Wildlife's War Against Mankind


Commentary by Liza Field

I hope you’re expecting company during the holidays. And not just the beloved kinfolk.

I mean the rude and uncivilized. The freeloader sorts, who leave tracks in the yard, knock over trash cans and maul the poodle.

We’re not talking about Cousin Pete, but rather your wild neighbors — the deer and coyotes busily turning yards, towns and suburbs into war zones.

At least, that’s the take of former war correspondent, Jim Sterba, sending this news from the home front: Americans are now under siege by “wildlife.”

Sterba’s book, “Nature Wars: The Incredible Story of How Wildlife Comebacks Turned Backyards into Battlegrounds,” emerged in late fall, at the height of deer hunting season.

The message? “It’s a war out there.” And nature is winning.

Bringing Down the Hood

Which “nature”?

Sterba lists a few species, like white-tailed deer, Canada geese, beavers and stray cats, as evidence of a “wildlife comeback miracle.”

These invaders, he notes, tip the trash, jump in front of cars and leave “your child’s soccer field carpeted with goose droppings.” Clearly, wildlife have become “too much of a good thing.”

This will be news to biologists. For decades, they’ve been warning us that wildlife — in the United States and elsewhere — are in fact undergoing a mass extinction.

Annually, thousands of entire species that flourished here for 65 million years are dying out within our brief generation. Why?

The sprawl of human activity — throughout land, air and sea — is eradicating the planetary homeland they evolved to inhabit.

Conversely, Sterba considers wildlife the invader, at least in U.S. neighborhoods.

This siege could be turned around, he figures, with some artillery fire. But “sentimental” types and “animal protectionists” don’t want ammo flying down the sidewalk or a deer slaughter in the schoolyard.

Their resistance only compounds the war, Sterba said — dividing humans into enemy camps of “Bambi saviors” vs. “suburban hero” hunters who could provide relief.

Turf Wars

Sterba has a sharp eye for conflict. He, in fact, revives the old conquistador perception of life as a war between man and nature — handily transposing this battle re-enactment to suburbia, where ordinary Americans can engage.

But engaging Americans may prove difficult. Few suburbanites even go outdoors today, except to climb in a car.

Our own species generally lives well-fortressed behind walls, eyes watching digital screens, no more stirred by wildlife than the gases of Jupiter.

Perhaps this explains why we are losing Sterba’s war.

Wildlife invades “our habitat,” Sterba said, because “ours is better than theirs.”

But where’s “theirs”? Indeed, where’s “ours”?

Drive through any suburban landscape and look for the living.

You might see a feral cat, a bored, incarcerated dog, a blue jay. Nobody else seems to live here.

After we humans turn vertical, music-filled, native habitat into flattened, life-shriven lawn, we ourselves go indoors and rarely inhabit that perfect, barren landscape.

Few other creatures can inhabit it, either.

If a lawn is wonderful wildlife habitat, where are the plentiful songbirds, newts, turtles, eagles, porcupines, river otters, diverse butterflies and dragonflies once common to our continent?

Where are the many voices of whippoorwills, owls, toads, frogs, woodpeckers, quail, warblers, pee-wees and wood-thrushes, common to Eastern states just 50 years ago?

Habitat for Humanity

A landscape of lawn and asphalt can’t support these native residents.

This habitat can’t even sustain humans. That’s why we truck in life-support supplies from thousands of miles away, as if indeed occupying some hostile enemy outpost.

The word habitat connotes life.

And life, biologists tell us, is not a war.
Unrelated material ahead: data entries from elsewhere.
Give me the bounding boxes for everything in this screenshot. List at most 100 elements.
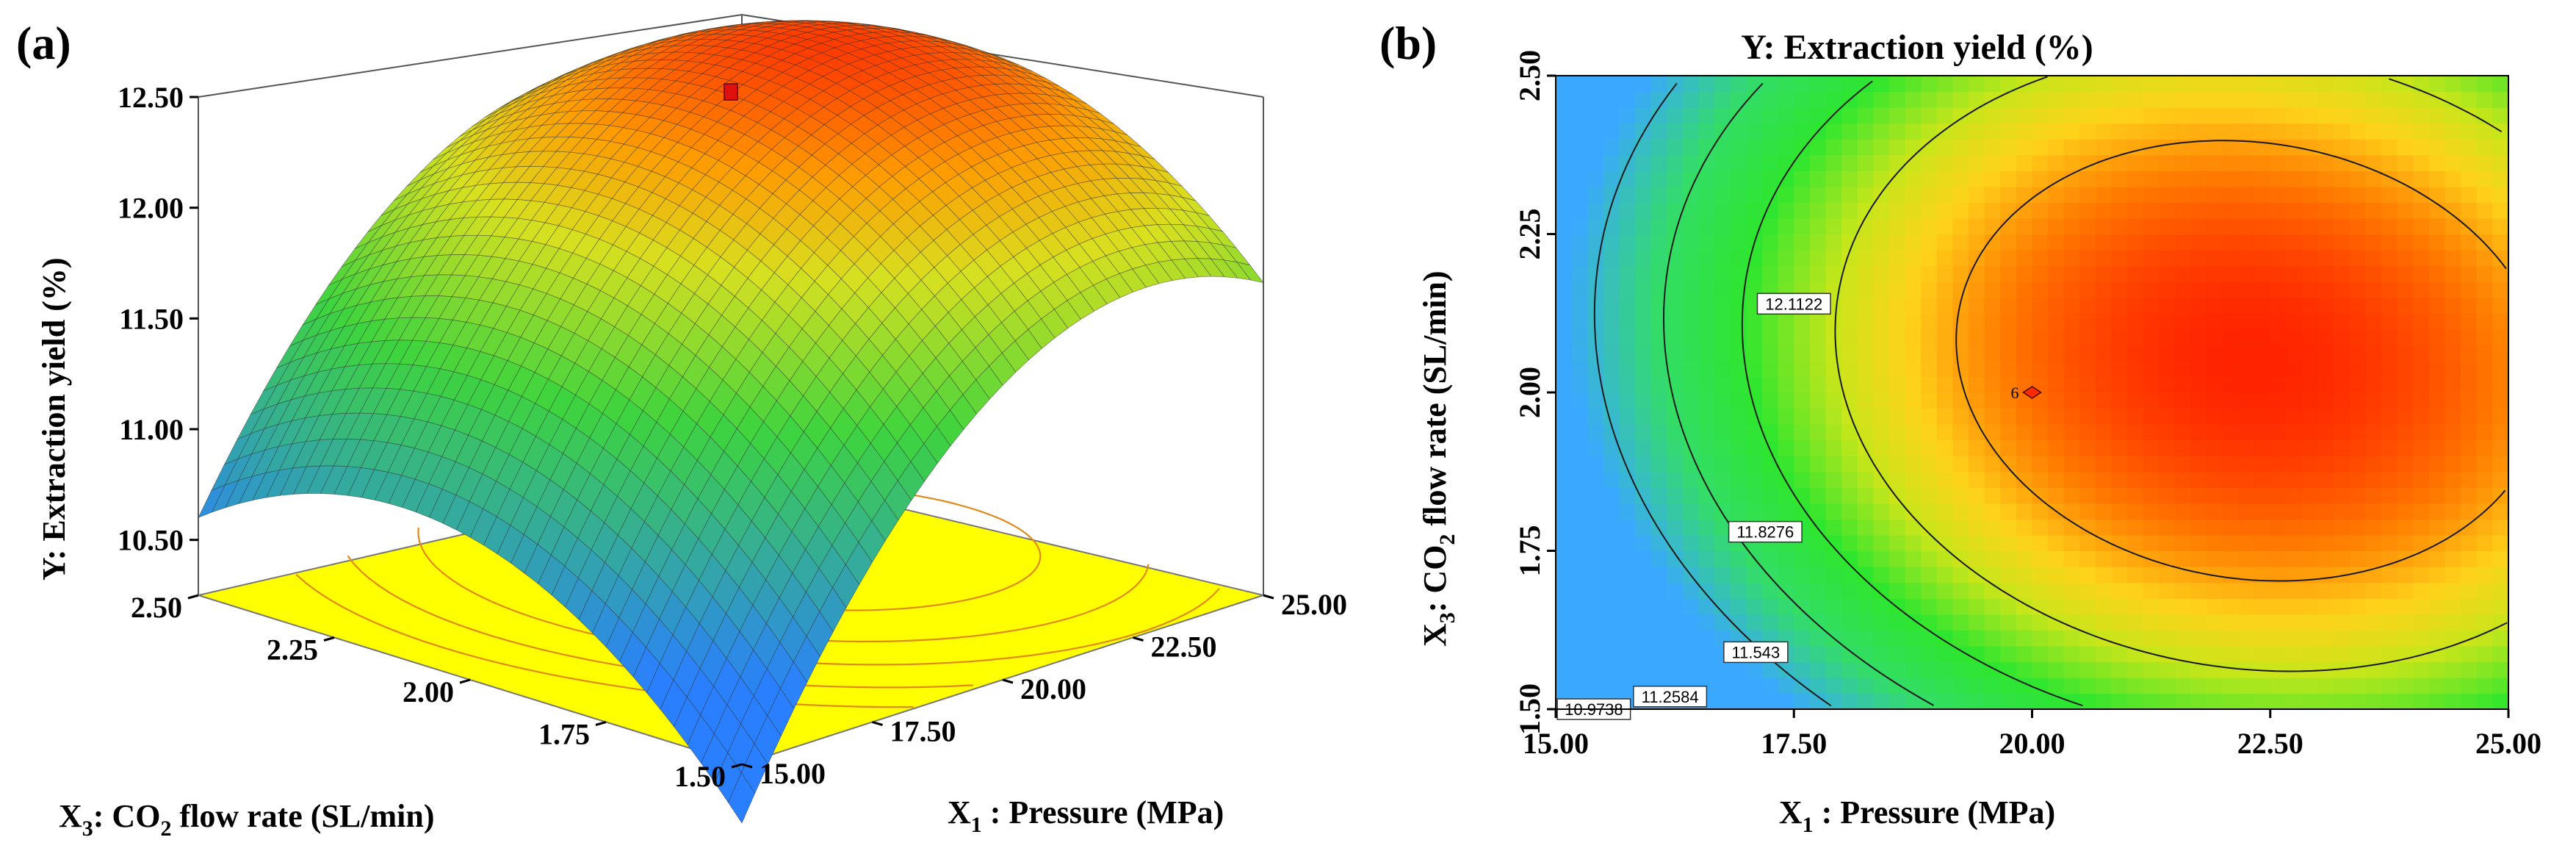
heatmap-cell <box>2334 218 2350 235</box>
heatmap-cell <box>2222 186 2240 203</box>
heatmap-cell <box>1556 360 1573 378</box>
heatmap-cell <box>1682 645 1700 662</box>
heatmap-cell <box>2270 328 2287 345</box>
heatmap-cell <box>1841 693 1858 710</box>
heatmap-cell <box>1746 234 1763 251</box>
heatmap-cell <box>2238 107 2255 124</box>
heatmap-cell <box>1667 297 1684 314</box>
heatmap-cell <box>1667 630 1684 647</box>
heatmap-cell <box>1921 456 1938 473</box>
heatmap-cell <box>2397 487 2414 504</box>
heatmap-cell <box>1667 534 1684 552</box>
heatmap-cell <box>2461 392 2478 409</box>
heatmap-cell <box>2381 234 2398 251</box>
heatmap-cell <box>1888 297 1906 314</box>
heatmap-cell <box>2111 534 2128 552</box>
heatmap-cell <box>1905 408 1922 425</box>
heatmap-cell <box>2397 139 2414 156</box>
heatmap-cell <box>2334 297 2350 314</box>
heatmap-cell <box>2492 439 2509 456</box>
heatmap-cell <box>2334 250 2350 267</box>
heatmap-cell <box>1635 123 1652 140</box>
heatmap-cell <box>1841 186 1858 203</box>
heatmap-cell <box>2476 424 2493 441</box>
heatmap-cell <box>2238 313 2255 330</box>
heatmap-cell <box>2349 139 2367 156</box>
heatmap-cell <box>2032 313 2049 330</box>
heatmap-cell <box>1778 218 1794 235</box>
heatmap-cell <box>2349 202 2367 219</box>
heatmap-cell <box>1969 123 1985 140</box>
heatmap-cell <box>2317 139 2334 156</box>
heatmap-cell <box>2207 218 2223 235</box>
heatmap-cell <box>1809 91 1827 108</box>
heatmap-cell <box>2190 376 2207 393</box>
heatmap-cell <box>1762 345 1779 362</box>
heatmap-cell <box>2238 503 2255 520</box>
heatmap-cell <box>2190 424 2207 441</box>
heatmap-cell <box>2048 567 2065 584</box>
heatmap-cell <box>1698 76 1715 93</box>
heatmap-cell <box>1809 439 1827 456</box>
heatmap-cell <box>2270 424 2287 441</box>
heatmap-cell <box>1857 328 1874 345</box>
heatmap-cell <box>1841 265 1858 282</box>
heatmap-cell <box>1619 550 1636 567</box>
heatmap-cell <box>2127 297 2144 314</box>
heatmap-cell <box>2413 503 2430 520</box>
heatmap-cell <box>1778 677 1794 694</box>
heatmap-cell <box>1650 234 1667 251</box>
heatmap-cell <box>2286 360 2303 378</box>
heatmap-cell <box>1650 661 1667 678</box>
heatmap-cell <box>2428 250 2446 267</box>
heatmap-cell <box>2238 693 2255 710</box>
heatmap-cell <box>1587 170 1604 187</box>
heatmap-cell <box>1714 154 1731 171</box>
heatmap-cell <box>2286 503 2303 520</box>
heatmap-cell <box>1587 471 1604 488</box>
heatmap-cell <box>2349 297 2367 314</box>
heatmap-cell <box>1603 234 1620 251</box>
co2-tick-mark <box>459 678 471 684</box>
heatmap-cell <box>1952 534 1969 552</box>
heatmap-cell <box>2143 550 2160 567</box>
heatmap-cell <box>1936 234 1954 251</box>
heatmap-cell <box>1556 630 1573 647</box>
heatmap-cell <box>2428 202 2446 219</box>
heatmap-cell <box>1794 170 1811 187</box>
heatmap-cell <box>1730 408 1747 425</box>
heatmap-cell <box>2334 202 2350 219</box>
heatmap-cell <box>2175 281 2192 298</box>
heatmap-cell <box>2238 487 2255 504</box>
heatmap-cell <box>1714 550 1731 567</box>
heatmap-cell <box>2365 328 2382 345</box>
contour-title: Y: Extraction yield (%) <box>1741 28 2093 67</box>
heatmap-cell <box>1873 154 1890 171</box>
heatmap-cell <box>1682 376 1700 393</box>
heatmap-cell <box>2127 693 2144 710</box>
heatmap-cell <box>2492 170 2509 187</box>
heatmap-cell <box>2254 202 2271 219</box>
heatmap-cell <box>1730 139 1747 156</box>
contour-line <box>1834 76 2508 672</box>
heatmap-cell <box>2207 392 2223 409</box>
heatmap-cell <box>1841 582 1858 599</box>
heatmap-cell <box>1936 693 1954 710</box>
heatmap-cell <box>1650 360 1667 378</box>
heatmap-cell <box>1682 218 1700 235</box>
heatmap-cell <box>1619 598 1636 615</box>
pressure-tick-mark <box>872 721 883 726</box>
heatmap-cell <box>2254 693 2271 710</box>
heatmap-cell <box>1921 297 1938 314</box>
heatmap-cell <box>2175 250 2192 267</box>
heatmap-cell <box>1809 202 1827 219</box>
heatmap-cell <box>2492 677 2509 694</box>
heatmap-cell <box>2301 677 2319 694</box>
heatmap-cell <box>1841 661 1858 678</box>
heatmap-cell <box>2301 550 2319 567</box>
heatmap-cell <box>2413 123 2430 140</box>
heatmap-cell <box>2111 139 2128 156</box>
heatmap-cell <box>2349 265 2367 282</box>
heatmap-cell <box>2286 123 2303 140</box>
heatmap-cell <box>1857 408 1874 425</box>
Life evolved, rather, by cooperation — communities of myriad species that each benefited the whole.

Microbe to treetop, crawdad to hawk, wildflower to rain cloud: This cooperative neighborhood is what allowed humans, also, to flourish at this address in the universe.

Today, Sterba accurately perceives, neighborhood balance is out-of-whack.

So if shooting some deer can restore balance, let’s fire away.

But if our aim is to target the main problem, we should look down both ends of the barrel.

We humans are the species that has sprawled across every habitat on the planet. Maybe things would go better, therefore, if we acted like planetary neighbors, not hoodlums.

Efforts like National Wildlife Federation’s native habitat program offer guidelines to such civility, like ways to rehabilitate urban/suburban dead-zones back to life.

I've done it — turned useless flat lawn into diverse, canopied, fruiting, seed-filled, soil-rich, vertical woodland. It has not attracted deer.

It does house other beneficial, low-impact neighbors — owls, songbirds, turtles, toads, pollinators — who don’t pollute, steal, roar gassy engines or shoot. They treat the place with respect.

It is, after all, their home.

Liza Field teaches English and philosophy in the Virginia Governor’s School and Wytheville Community College. This column is distributed by Bay Journal News Service.